Monitoring and Logging

Health Checks

yaml 
apiVersion: v1
kind: Pod
metadata:
  name: health-pod
spec:
  containers:
  - name: app
    image: my-app:latest
    livenessProbe:
      httpGet:
        path: /health
        port: 8080
      initialDelaySeconds: 30
      periodSeconds: 10
    readinessProbe:
      httpGet:
        path: /ready
        port: 8080
      initialDelaySeconds: 5
      periodSeconds: 5

Resource Monitoring

yaml 
apiVersion: v1
kind: Pod
metadata:
  name: monitoring-pod
spec:
  containers:
  - name: app
    image: my-app:latest
    resources:
      requests:
        memory: "256Mi"
        cpu: "250m"
      limits:
        memory: "512Mi"
        cpu: "500m"

Advanced Features

Namespaces

yaml 
apiVersion: v1
kind: Namespace
metadata:
  name: production
---
apiVersion: v1
kind: Namespace
metadata:
  name: staging

RBAC (Role-Based Access Control)

yaml 
apiVersion: rbac.authorization.k8s.io/v1
kind: Role
metadata:
  name: pod-reader
rules:
- apiGroups: [""]
  resources: ["pods"]
  verbs: ["get", "watch", "list"]
---
apiVersion: rbac.authorization.k8s.io/v1
kind: RoleBinding
metadata:
  name: read-pods
subjects:
- kind: User
  name: jane
  apiGroup: rbac.authorization.k8s.io
roleRef:
  kind: Role
  name: pod-reader
  apiGroup: rbac.authorization.k8s.io

Custom Resources

yaml 
apiVersion: apiextensions.k8s.io/v1
kind: CustomResourceDefinition
metadata:
  name: myresources.example.com
spec:
  group: example.com
  versions:
  - name: v1
    served: true
    storage: true
    schema:
      openAPIV3Schema:
        type: object
        properties:
          spec:
            type: object
            properties:
              size:
                type: integer
                minimum: 1
                maximum: 10
  scope: Namespaced
  names:
    plural: myresources
    singular: myresource
    kind: MyResource

Troubleshooting

Common Issues

Pod Not Starting

bash 
# Check pod status
kubectl get pods

# Describe pod for details
kubectl describe pod <pod-name>

# Check pod logs
kubectl logs <pod-name>

# Check events
kubectl get events

Service Not Accessible

bash 
# Check service endpoints
kubectl get endpoints

# Test service connectivity
kubectl port-forward service/my-service 8080:80

# Check service configuration
kubectl describe service my-service

Resource Issues

bash 
# Check node resources
kubectl top nodes

# Check pod resources
kubectl top pods

# Check resource quotas
kubectl describe quota

Debugging Tools

kubectl debug

bash 
# Debug pod issues
kubectl debug <pod-name> -it --image=busybox

# Debug node issues
kubectl debug node/<node-name> -it --image=busybox

Log Analysis

bash 
# Follow logs
kubectl logs -f <pod-name>

# Previous container logs
kubectl logs <pod-name> --previous

# Logs from all containers
kubectl logs <pod-name> --all-containers=true

Conclusion

Kubernetes is a powerful platform for managing containerized applications at scale.
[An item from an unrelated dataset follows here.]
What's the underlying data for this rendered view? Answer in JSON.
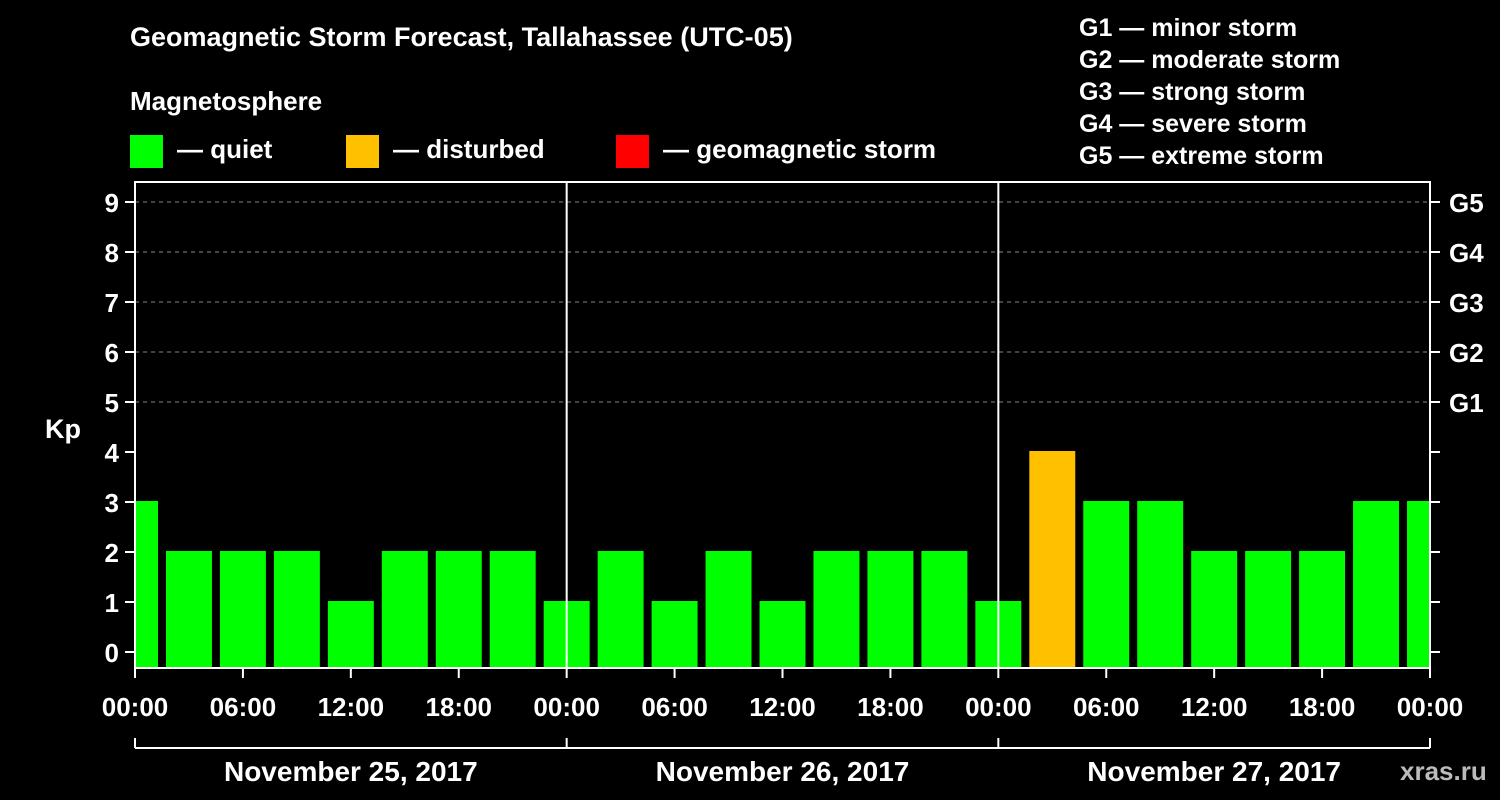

By understanding its core concepts, implementing best practices, and following security guidelines, you can build robust, scalable, and maintainable containerized applications.

The key to successful Kubernetes adoption is starting with simple deployments and gradually adding complexity as you become more comfortable with the platform. With proper planning and implementation, Kubernetes can significantly improve your application deployment and management capabilities.